HR-756-115
ASSUMING FIRST SPONSORSHIP - Mr. Garrett asked unanimous consent that he may hereafter be considered as the first sponsor of H.R. 756, a bill originally introduced by former Representative Chaffetz, for purposes of adding cosponsors and requesting reprintings pursuant to clause 7 of rule XII. Agreed to without objection.
What it does
This bill would restructure how the U.S. Postal Service (USPS) funds health benefits and pensions for its employees and retirees, requiring Medicare-eligible postal retirees to enroll in Medicare Parts A, B, and D. It would reduce the USPS Board of Governors from nine to five members, shift delivery toward centralized mailboxes rather than door-to-door service, adjust postage rates, expand USPS authority to provide services to government agencies, and strengthen contracting ethics rules.
Who benefits
Current USPS employees and retirees would benefit from a dedicated health benefits risk pool that could lower their premiums. The USPS as an institution would benefit from reduced annual prefunding obligations and potential return of pension surpluses. Taxpayers and the federal government could benefit from reduced USPS financial losses. State, local, and tribal governments would gain access to USPS property and services. Non-union USPS employees would gain the right to appeal adverse personnel actions to the Merit Systems Protection Board.
Who is hurt
Postal retirees not previously enrolled in Medicare Part B would face new mandatory enrollment and its associated premiums (approximately $134/month in 2017). Residents in areas currently receiving door-to-door delivery — particularly elderly, disabled, or rural patrons — could face reduced convenience under a shift to centralized delivery. Mailers who rely on first-class mail would face a 1-cent postage increase. Political committees would lose access to the discounted nonprofit third-class mail rate. USPS workers in areas targeted for post office consolidation could face job losses.
Supporters argue
Supporters argue that the USPS faces a structural financial crisis driven largely by unsustainable retiree health benefit prefunding requirements and pension accounting methods that do not reflect postal-specific workforce data.
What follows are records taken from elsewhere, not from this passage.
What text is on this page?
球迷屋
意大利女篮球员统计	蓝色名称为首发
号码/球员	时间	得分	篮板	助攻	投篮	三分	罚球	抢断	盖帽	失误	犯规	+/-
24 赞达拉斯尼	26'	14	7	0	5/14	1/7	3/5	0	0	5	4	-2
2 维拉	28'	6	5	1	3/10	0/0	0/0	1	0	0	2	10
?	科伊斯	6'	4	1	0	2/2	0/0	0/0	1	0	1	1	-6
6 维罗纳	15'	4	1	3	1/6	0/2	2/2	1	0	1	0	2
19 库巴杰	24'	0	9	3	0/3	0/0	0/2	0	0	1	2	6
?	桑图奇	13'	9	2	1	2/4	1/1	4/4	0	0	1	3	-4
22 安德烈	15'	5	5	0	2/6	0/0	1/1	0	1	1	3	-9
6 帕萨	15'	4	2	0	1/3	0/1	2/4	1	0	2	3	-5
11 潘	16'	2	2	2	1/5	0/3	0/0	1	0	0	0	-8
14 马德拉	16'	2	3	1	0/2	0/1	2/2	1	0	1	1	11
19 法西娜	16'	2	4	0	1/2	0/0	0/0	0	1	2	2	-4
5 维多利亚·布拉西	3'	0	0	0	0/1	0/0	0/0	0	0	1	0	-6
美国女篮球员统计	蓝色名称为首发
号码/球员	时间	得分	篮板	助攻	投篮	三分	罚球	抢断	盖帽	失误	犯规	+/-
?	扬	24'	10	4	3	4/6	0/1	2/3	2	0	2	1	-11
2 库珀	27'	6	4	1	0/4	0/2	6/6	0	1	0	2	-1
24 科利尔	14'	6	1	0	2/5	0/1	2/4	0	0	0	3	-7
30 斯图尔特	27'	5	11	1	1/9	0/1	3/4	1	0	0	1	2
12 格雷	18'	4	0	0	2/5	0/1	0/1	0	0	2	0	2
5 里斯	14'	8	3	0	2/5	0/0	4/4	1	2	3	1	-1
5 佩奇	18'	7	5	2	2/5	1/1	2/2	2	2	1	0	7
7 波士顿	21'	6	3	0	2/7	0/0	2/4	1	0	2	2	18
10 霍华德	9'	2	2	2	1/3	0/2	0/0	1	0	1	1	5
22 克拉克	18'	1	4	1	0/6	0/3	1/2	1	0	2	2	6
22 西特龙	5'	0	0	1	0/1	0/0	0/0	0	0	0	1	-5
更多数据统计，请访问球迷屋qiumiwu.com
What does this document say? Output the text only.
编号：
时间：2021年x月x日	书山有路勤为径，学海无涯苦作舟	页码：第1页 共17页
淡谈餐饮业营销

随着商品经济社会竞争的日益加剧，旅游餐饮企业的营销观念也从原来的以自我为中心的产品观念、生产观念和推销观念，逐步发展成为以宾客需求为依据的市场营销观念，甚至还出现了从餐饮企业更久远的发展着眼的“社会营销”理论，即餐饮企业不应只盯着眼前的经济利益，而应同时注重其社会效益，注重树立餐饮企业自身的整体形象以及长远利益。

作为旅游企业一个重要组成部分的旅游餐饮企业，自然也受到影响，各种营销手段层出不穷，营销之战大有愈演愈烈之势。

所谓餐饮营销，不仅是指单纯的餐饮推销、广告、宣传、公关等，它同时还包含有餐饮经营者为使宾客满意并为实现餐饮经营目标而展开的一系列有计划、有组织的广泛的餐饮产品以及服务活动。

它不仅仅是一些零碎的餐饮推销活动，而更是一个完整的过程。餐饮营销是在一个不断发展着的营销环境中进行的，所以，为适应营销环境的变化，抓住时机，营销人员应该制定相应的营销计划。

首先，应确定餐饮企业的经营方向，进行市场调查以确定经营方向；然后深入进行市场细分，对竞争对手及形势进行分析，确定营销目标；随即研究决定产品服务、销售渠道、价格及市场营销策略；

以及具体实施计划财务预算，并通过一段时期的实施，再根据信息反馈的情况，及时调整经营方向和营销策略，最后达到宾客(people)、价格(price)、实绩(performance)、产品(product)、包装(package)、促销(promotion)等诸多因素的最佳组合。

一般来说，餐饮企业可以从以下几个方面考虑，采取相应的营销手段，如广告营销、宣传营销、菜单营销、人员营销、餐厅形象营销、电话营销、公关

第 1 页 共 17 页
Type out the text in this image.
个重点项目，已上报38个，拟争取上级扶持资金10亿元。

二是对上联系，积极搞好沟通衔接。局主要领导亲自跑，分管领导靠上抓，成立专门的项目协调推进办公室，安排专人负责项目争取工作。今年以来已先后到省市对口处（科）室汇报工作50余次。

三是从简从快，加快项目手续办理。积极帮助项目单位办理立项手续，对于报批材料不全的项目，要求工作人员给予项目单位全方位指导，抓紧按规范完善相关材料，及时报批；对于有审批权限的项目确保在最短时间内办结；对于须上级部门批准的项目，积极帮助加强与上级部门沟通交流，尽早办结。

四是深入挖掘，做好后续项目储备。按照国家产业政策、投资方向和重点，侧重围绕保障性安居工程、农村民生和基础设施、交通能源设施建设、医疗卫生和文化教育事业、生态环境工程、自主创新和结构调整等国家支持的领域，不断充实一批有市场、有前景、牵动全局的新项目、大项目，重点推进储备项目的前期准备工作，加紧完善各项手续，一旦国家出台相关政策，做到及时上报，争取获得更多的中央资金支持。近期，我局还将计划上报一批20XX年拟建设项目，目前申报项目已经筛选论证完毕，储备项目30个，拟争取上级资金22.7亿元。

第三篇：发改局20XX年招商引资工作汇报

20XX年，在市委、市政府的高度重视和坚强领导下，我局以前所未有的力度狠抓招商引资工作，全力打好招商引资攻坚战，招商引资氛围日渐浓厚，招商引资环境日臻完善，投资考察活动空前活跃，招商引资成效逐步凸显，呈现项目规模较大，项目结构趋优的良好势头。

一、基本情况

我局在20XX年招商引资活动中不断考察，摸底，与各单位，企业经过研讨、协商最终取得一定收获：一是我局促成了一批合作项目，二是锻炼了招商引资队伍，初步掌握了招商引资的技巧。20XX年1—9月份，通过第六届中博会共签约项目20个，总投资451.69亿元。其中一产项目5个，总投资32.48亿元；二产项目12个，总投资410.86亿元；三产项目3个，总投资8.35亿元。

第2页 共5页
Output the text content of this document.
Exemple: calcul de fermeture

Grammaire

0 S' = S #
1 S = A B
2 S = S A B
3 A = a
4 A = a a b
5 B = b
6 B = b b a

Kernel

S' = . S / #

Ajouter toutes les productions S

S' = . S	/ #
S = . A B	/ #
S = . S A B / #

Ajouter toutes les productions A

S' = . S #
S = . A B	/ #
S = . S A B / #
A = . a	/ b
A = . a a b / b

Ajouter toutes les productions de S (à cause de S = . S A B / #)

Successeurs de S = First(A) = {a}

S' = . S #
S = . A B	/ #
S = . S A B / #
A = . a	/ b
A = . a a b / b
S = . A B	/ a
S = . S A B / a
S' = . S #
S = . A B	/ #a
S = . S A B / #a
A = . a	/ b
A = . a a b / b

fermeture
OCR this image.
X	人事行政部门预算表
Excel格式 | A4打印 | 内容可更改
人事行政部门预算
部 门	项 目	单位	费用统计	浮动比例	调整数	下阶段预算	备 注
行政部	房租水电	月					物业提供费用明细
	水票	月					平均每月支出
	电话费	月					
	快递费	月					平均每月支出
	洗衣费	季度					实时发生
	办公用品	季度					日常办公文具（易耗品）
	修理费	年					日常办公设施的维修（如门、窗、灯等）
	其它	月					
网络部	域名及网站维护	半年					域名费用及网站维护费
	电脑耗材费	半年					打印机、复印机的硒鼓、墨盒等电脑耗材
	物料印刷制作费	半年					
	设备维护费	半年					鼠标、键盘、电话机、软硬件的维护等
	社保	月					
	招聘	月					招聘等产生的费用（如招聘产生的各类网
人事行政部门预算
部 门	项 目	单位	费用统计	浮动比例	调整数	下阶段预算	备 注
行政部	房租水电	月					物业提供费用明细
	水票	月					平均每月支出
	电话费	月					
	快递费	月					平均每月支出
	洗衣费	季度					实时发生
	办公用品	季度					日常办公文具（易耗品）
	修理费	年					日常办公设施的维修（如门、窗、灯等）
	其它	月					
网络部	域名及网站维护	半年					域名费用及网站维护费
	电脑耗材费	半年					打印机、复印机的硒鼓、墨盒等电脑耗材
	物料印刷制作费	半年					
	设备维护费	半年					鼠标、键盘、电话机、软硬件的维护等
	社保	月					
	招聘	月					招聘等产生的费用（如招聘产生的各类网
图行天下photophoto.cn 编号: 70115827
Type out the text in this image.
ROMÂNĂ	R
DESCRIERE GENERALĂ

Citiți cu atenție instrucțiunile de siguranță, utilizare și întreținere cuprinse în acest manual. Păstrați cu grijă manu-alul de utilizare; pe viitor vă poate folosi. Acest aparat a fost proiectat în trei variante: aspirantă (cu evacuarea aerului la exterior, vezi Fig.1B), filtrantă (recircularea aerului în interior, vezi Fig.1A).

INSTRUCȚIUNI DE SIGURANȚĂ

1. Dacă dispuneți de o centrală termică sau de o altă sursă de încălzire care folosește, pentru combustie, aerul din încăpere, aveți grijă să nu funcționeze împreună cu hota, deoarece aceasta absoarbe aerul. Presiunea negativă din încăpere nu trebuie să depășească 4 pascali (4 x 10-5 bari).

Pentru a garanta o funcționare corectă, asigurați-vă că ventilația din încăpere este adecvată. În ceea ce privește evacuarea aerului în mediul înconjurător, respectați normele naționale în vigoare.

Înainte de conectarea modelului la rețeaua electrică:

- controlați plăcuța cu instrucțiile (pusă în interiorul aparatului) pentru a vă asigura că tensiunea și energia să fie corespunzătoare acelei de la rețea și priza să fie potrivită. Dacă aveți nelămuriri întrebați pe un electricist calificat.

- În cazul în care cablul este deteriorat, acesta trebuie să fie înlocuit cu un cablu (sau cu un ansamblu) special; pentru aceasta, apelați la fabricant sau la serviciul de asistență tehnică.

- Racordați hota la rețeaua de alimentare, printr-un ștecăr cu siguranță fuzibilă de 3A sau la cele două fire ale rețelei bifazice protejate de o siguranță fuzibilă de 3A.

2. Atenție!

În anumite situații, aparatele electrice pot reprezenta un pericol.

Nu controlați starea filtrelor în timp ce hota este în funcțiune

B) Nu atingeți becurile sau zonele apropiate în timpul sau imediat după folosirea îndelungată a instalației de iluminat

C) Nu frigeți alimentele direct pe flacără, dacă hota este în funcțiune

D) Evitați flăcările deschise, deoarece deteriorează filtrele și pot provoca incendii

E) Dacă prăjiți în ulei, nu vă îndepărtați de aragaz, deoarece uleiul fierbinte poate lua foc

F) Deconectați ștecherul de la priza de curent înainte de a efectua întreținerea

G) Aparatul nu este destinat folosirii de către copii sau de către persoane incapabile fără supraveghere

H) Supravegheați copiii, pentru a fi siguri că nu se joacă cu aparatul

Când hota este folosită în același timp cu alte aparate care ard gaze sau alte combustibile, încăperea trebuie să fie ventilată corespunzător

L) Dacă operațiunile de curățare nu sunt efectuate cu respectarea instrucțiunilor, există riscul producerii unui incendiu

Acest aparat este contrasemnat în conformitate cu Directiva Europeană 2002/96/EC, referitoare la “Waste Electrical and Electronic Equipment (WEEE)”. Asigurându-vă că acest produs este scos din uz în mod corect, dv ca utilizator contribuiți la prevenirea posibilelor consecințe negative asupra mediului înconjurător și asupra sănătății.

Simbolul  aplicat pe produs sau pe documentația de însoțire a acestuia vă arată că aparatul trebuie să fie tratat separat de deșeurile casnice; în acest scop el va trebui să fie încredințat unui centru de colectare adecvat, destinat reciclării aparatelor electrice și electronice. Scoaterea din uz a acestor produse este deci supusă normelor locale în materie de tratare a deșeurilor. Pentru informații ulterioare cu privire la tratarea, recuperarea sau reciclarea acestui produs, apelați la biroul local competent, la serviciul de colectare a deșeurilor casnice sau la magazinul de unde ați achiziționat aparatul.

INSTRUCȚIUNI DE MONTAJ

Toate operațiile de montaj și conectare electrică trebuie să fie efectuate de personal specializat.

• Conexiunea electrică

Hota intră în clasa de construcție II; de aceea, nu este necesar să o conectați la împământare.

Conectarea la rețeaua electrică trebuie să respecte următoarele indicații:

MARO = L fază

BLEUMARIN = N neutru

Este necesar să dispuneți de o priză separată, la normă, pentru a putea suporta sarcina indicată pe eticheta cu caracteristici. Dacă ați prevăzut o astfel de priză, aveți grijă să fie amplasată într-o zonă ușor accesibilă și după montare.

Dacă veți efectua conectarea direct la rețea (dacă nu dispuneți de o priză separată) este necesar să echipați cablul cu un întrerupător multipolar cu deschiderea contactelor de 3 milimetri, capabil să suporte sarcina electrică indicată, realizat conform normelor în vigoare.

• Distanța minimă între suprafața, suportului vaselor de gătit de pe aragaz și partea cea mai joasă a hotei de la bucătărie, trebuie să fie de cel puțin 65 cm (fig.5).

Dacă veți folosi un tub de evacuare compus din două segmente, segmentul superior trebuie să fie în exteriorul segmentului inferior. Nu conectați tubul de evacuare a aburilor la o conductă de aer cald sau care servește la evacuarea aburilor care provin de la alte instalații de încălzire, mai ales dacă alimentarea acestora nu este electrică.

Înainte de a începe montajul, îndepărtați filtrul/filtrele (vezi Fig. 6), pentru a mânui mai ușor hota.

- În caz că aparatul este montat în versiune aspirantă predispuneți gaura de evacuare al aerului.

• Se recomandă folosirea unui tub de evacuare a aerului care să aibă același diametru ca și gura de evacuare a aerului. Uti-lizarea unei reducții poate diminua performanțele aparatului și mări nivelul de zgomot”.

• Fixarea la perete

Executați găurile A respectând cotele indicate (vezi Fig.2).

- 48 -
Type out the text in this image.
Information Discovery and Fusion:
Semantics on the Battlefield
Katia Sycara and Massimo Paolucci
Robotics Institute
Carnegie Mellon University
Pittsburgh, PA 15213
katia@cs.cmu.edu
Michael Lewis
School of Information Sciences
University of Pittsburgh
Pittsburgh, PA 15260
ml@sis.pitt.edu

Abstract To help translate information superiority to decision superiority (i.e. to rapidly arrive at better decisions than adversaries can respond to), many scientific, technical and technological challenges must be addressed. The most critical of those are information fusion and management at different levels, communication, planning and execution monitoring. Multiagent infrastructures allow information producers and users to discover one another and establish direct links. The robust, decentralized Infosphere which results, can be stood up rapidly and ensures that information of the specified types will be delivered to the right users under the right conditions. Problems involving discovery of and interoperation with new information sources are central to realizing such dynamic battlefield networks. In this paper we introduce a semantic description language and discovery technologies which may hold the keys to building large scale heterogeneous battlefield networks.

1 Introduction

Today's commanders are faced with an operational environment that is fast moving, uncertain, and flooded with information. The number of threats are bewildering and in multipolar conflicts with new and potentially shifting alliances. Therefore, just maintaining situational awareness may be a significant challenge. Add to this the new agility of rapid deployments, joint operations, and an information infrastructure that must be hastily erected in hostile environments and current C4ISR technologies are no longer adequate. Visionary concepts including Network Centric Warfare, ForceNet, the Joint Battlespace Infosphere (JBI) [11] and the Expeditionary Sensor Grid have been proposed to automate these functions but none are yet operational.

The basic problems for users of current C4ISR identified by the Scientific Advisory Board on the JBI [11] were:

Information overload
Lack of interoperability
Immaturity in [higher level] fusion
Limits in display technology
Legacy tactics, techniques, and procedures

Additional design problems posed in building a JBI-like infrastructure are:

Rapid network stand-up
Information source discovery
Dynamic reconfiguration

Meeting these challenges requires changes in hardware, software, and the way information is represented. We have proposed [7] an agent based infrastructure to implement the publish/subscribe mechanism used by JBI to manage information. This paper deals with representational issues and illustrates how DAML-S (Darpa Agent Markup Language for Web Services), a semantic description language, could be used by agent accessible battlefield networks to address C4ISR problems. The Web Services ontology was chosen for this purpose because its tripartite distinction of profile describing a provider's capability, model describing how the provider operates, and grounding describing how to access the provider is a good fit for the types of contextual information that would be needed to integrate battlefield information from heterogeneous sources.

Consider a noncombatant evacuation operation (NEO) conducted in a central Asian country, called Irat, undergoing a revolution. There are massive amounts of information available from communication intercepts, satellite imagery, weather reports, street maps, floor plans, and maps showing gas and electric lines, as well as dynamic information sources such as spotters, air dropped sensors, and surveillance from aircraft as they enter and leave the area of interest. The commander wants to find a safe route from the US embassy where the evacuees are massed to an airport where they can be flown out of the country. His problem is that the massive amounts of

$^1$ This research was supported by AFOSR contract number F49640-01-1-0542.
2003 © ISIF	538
By enrolling Medicare-eligible retirees in Medicare — a program they have already paid into — the bill would shift costs to a program designed for that purpose, reducing the USPS's direct liability and freeing resources for operations. Supporters contend that centralizing delivery is a proven cost-reduction strategy already used by growing communities, and that the governance changes would make the USPS more agile and accountable. They also argue that stronger contracting ethics rules would reduce waste and protect taxpayer dollars, and that returning pension surpluses to the USPS would correct a long-standing accounting inequity that has artificially inflated the agency's reported deficits.
Opponents argue
Opponents argue that mandatory Medicare Part B enrollment imposes new out-of-pocket costs on retirees who made career decisions based on existing benefit structures, effectively reducing promised compensation after the fact. They contend that shifting delivery to centralized mailboxes disproportionately burdens elderly, disabled, and rural residents who depend on door-to-door service and may have limited mobility. Critics also argue that reducing the Board of Governors from nine to five members concentrates governance authority and reduces the diversity of oversight perspectives. Opponents further contend that the 1-cent postage increase, while modest, adds costs for small businesses and individuals who rely heavily on first-class mail, and that expanding USPS services to government agencies could distort competition with private-sector vendors without adequate safeguards.